The currency of East Africa’s biggest economy weakened as much as 1.9 percent, the biggest intraday decline since March 11, to 89.65 per dollar and traded 1.7 percent weaker at 89.50 by 12:57 p.m. in the capital, Nairobi. A close of this level will be the lowest since March 18, 1994, according to Bloomberg data. It closed at 88 on June 10.
Expansion is expected to slow to 5.3 percent this year, from 5.6 percent in 2010, as drought cuts agricultural output, Finance Minister Uhuru Kenyatta said on June 8. Kenya eliminated duty on wheat imports for one year, while the tariff on corn was cut to 10 percent from 50 percent for six months to cushion Kenyans from the rising costs of food, he said.

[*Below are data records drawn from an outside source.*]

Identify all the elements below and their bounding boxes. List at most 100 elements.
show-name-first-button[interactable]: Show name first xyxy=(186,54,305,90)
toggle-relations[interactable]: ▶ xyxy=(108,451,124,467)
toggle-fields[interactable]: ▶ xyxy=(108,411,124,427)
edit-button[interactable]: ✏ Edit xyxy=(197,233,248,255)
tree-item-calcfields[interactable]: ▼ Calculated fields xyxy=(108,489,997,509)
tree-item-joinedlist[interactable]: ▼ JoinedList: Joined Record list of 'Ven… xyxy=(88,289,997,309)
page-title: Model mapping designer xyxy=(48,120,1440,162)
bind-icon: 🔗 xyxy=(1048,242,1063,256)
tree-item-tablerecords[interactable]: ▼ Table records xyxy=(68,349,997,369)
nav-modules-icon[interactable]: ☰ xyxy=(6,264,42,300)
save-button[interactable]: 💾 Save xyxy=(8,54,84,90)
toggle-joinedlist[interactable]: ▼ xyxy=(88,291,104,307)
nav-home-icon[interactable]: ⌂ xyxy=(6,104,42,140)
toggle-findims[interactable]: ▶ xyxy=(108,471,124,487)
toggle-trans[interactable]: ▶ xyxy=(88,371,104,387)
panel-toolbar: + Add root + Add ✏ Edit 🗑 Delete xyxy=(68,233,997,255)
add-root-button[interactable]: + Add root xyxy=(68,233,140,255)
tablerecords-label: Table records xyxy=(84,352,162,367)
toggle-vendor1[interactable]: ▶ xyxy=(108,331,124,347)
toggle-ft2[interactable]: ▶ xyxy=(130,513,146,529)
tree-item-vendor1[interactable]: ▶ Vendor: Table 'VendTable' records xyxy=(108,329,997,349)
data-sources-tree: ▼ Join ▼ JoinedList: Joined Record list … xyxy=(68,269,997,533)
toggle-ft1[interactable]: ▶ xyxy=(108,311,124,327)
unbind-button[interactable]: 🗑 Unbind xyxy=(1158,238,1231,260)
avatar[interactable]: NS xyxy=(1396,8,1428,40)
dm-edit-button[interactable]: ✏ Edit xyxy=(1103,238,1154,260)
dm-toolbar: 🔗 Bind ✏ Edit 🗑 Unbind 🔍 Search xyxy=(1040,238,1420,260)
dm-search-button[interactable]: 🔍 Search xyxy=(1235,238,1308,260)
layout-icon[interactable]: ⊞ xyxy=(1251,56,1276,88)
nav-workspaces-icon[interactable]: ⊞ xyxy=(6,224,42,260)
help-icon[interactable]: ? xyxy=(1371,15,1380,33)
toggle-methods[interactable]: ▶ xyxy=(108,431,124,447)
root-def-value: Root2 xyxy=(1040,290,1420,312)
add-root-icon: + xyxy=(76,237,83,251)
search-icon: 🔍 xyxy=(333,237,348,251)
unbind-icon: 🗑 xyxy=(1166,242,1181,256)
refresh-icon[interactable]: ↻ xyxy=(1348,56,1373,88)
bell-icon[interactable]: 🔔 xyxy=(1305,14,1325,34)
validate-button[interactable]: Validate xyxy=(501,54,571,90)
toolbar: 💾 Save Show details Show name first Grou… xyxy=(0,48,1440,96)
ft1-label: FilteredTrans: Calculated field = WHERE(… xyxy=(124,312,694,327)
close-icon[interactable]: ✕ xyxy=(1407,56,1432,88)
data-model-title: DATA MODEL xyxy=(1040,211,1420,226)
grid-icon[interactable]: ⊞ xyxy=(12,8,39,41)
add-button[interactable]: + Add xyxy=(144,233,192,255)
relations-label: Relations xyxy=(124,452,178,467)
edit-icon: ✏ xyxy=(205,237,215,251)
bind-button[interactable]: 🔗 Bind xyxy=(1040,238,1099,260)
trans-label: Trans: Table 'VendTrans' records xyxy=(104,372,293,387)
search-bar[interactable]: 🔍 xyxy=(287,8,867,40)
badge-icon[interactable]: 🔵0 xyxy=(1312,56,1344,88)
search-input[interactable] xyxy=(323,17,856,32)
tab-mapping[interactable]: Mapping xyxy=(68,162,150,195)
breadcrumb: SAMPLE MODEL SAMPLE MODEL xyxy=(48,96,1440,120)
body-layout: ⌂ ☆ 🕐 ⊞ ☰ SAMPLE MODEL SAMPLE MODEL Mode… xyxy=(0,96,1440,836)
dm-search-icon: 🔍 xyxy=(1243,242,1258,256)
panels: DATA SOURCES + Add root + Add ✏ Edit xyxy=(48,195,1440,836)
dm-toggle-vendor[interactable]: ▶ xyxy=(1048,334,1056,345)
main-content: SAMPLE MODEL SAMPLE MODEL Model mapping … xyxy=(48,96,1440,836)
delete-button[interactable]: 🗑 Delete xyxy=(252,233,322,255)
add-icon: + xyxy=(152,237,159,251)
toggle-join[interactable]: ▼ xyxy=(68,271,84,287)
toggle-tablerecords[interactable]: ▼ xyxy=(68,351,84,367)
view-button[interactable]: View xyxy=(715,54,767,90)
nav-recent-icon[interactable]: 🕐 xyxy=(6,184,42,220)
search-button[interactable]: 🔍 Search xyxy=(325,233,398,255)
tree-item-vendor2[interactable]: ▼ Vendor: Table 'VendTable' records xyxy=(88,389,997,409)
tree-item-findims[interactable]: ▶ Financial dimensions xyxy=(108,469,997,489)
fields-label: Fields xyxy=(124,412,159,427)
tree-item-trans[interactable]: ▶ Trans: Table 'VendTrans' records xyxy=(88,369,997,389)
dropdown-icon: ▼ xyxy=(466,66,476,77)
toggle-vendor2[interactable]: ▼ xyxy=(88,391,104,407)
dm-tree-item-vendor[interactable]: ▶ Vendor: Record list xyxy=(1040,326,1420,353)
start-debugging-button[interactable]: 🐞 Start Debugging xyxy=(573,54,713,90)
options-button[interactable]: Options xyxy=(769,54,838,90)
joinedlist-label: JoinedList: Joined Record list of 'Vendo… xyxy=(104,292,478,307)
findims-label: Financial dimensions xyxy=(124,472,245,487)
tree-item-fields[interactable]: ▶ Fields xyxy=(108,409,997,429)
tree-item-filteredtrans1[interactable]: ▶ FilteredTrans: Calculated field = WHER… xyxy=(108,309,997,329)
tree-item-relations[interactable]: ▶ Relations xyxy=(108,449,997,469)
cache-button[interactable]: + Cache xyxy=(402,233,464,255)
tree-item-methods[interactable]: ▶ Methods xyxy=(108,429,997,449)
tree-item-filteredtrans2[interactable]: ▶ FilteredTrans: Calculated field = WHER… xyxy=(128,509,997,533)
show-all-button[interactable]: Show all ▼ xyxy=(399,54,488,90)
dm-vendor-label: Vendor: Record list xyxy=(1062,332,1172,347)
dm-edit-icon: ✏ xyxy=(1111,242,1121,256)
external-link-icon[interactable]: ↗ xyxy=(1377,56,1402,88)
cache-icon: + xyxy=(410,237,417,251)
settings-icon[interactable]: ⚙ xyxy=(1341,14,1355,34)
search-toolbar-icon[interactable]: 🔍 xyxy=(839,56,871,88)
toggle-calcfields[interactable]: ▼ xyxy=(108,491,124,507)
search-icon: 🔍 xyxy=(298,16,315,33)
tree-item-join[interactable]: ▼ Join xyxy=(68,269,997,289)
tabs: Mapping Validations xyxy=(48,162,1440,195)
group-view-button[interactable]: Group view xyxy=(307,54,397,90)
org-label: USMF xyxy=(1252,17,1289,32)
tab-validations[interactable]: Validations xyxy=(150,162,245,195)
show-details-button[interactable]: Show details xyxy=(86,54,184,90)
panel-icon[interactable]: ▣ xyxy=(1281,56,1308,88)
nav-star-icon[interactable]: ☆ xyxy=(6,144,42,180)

Rainfall in the three months through May was “highly depressed and poorly distributed,” curbing agricultural production and hydropower output, the Kenya Meteorological Department said on May 26.
“The weakening of the shilling is being driven by speculation that businesses are preparing to switch to the use of fuel generators due to the failure of rain affecting hydro power production and the expectation of importation of corn and wheat by millers to meet the current shortfall in the country,” John Muli, a dealer at Nairobi-based African Banking Corp., said in a phone interview today.
‘Push to 90’
Kenya’s inflation rate, which jumped to a 25-month high in May, is expected to rise further this year as dry weather curbs agricultural production, central bank Governor Njuguna Ndung’u said on June 6.
The central bank will stay out of both the foreign-currency and repurchase-agreement markets, a bank official who could not be named in line with the bank’s policy, said in a phone interview today.
“Without central bank activity or verbal intervention we believe that a retreat is not on the horizon and a push through 90 is imminent,” Matthew Pearson, head of African equity products at Standard Bank Plc, said in an e-mailed note to clients today.